Effect of Hypokalemic Alkalosis on NBCn2 Expression in the Kidney

Potassium depletion causes hypokalemic alkalosis, presumably by stimulating the production and secretion of NH₄⁺ in PTs.^27,28 Indeed, potassium depletion substantially increases the abundance of NHE3 in rat kidneys.²⁹

Here, we find that potassium depletion for 2 weeks decreases MCDL-NBCn2 abundance by approximately 45% (P<0.03; Figure 7G) but increases NHE3 expression by approximately 121% in the rat kidney (P<0.01; Figure 7H).
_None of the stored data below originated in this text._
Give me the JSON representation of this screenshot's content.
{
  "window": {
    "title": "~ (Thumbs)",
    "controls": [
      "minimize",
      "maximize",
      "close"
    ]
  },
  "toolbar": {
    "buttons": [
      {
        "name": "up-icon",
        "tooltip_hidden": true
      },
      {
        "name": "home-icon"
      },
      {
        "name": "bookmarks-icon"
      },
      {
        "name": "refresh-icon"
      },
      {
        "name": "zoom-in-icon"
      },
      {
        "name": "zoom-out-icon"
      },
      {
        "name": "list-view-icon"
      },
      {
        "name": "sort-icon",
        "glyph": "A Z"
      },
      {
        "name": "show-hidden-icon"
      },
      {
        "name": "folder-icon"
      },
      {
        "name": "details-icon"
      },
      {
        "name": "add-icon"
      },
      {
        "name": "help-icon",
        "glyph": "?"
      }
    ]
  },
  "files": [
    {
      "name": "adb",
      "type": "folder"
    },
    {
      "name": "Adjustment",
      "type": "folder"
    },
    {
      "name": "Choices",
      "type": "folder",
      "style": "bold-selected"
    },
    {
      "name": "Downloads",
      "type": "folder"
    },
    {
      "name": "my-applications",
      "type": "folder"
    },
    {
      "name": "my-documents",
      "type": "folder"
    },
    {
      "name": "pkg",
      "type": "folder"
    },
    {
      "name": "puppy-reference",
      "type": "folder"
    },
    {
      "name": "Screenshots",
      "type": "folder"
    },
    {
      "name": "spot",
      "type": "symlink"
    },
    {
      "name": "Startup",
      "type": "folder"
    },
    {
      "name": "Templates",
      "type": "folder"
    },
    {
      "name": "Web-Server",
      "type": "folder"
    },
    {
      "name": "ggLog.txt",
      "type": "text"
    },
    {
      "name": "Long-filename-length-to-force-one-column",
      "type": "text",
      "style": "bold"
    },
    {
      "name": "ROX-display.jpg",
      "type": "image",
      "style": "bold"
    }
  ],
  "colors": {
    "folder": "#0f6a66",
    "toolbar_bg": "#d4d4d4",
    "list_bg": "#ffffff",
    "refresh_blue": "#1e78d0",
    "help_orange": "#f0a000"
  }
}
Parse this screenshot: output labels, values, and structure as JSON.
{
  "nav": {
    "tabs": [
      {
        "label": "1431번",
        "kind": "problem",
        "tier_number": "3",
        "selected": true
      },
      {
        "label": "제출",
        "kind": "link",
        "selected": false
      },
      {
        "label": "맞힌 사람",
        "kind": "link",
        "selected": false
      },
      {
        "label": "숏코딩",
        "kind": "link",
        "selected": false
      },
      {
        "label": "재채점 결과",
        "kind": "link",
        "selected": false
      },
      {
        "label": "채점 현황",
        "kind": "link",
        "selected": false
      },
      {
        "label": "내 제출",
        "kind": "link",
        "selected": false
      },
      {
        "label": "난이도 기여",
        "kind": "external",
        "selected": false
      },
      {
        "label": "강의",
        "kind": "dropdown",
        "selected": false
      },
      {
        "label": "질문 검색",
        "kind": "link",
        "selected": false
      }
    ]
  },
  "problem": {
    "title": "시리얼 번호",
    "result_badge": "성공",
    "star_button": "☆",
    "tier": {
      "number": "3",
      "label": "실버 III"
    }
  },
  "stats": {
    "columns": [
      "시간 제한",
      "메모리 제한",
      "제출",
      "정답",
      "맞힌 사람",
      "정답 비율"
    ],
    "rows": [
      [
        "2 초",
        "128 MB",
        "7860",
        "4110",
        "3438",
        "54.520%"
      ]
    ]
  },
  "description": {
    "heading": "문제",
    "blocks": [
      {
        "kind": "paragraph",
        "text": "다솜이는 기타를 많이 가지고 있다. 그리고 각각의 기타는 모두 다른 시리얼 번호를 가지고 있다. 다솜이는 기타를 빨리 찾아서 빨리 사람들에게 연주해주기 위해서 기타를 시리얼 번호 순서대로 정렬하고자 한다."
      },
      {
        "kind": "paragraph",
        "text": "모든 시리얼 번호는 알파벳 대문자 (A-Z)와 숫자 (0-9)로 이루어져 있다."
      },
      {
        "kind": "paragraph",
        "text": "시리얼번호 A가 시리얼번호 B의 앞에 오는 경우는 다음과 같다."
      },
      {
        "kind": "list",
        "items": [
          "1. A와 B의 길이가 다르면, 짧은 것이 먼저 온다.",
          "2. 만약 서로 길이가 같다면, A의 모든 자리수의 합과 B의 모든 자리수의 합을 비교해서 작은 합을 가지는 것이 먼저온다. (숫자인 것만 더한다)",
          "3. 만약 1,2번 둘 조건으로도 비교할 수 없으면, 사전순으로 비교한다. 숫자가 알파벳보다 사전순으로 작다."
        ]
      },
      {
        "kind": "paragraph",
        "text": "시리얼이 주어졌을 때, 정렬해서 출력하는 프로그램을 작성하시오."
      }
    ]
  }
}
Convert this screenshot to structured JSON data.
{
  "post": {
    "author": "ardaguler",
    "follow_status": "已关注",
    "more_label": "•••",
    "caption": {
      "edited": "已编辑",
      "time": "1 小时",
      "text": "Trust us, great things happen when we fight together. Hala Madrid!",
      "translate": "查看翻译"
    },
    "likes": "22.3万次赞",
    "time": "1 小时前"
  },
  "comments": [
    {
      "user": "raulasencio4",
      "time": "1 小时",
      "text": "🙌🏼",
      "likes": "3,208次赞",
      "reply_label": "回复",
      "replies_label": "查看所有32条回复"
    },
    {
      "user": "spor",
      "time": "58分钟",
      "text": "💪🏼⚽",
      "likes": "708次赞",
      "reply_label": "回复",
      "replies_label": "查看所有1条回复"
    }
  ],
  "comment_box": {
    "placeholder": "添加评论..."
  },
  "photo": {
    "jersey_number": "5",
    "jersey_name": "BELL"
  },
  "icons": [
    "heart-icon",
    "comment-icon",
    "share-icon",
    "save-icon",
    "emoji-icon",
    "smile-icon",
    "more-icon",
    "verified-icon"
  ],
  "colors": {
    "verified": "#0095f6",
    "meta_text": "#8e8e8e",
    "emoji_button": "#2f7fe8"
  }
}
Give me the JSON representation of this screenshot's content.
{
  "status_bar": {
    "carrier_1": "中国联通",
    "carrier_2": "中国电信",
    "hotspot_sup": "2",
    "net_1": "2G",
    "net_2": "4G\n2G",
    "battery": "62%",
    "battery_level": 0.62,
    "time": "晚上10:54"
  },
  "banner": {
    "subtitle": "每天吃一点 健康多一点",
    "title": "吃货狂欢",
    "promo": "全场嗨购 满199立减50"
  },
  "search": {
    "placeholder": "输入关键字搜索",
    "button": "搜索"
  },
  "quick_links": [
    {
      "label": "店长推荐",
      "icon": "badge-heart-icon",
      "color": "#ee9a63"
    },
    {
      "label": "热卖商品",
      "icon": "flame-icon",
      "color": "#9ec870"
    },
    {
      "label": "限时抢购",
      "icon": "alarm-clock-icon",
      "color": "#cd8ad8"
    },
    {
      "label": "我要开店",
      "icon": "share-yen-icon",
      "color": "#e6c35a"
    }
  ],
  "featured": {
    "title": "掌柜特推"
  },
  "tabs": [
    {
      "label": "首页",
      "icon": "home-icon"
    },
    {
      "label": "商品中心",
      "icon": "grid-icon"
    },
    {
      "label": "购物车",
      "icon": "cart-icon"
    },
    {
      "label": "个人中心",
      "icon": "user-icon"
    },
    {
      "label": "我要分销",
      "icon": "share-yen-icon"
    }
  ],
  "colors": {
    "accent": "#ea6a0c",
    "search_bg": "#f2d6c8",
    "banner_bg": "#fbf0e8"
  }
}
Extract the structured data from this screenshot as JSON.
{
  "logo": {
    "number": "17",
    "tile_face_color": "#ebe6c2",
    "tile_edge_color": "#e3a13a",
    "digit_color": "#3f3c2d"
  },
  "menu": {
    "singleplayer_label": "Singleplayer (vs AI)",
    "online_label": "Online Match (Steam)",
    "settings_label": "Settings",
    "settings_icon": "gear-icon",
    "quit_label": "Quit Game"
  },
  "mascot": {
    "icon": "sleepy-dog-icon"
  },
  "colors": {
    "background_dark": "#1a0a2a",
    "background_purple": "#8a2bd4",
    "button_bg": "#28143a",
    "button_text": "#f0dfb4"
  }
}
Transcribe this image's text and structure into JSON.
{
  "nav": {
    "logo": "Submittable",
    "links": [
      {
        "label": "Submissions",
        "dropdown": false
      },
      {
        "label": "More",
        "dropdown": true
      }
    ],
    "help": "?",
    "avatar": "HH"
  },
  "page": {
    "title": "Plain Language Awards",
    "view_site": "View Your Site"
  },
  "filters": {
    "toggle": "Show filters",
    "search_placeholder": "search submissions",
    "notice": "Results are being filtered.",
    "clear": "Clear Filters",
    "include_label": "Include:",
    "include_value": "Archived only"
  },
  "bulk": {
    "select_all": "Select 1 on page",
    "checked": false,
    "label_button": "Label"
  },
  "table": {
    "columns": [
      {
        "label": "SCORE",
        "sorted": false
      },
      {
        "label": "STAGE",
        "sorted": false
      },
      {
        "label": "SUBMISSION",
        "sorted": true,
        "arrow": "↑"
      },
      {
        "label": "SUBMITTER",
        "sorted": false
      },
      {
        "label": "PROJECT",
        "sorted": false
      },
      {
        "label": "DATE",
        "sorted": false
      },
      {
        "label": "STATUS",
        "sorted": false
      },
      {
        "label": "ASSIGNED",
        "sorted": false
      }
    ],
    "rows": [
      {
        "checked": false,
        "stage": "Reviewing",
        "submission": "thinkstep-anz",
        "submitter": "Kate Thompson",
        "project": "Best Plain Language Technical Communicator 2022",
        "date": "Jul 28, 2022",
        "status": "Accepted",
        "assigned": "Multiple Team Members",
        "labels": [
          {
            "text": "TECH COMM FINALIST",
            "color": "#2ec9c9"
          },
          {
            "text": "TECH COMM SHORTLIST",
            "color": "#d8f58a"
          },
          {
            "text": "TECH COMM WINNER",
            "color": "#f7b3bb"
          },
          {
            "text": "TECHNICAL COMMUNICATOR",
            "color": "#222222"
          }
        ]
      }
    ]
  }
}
Our hypokalemic data provide a third example of an inverse relationship between the regulation of MCDL-NBCn2 and NHE3 expression.

Discussion

In rats, the Slc4a10 gene can give rise to multiple NBCn2 variants that fall into two major groups. Depending on the usage of different promoters,¹⁵ the extreme Nt of these variants can begin either with MCDL (NBCn2-E/F/G/H) or MEIK (NBCn2-A/B/C/D). In the MCDL group, the rat kidney mainly expresses NBCn2-G, and in the MEIK group, it expresses mainly NBCn2-C.^14,15 Here, we find that MCDL-NBCn2 and MEIK-NBCn2 exhibit distinct tissue and subcellular distributions in rat kidney, with MCDL-NBCn2 being localized in the apical membrane of PTs, and MEIK-NBCn2 localized in the BLM of mTALs and IMCDs.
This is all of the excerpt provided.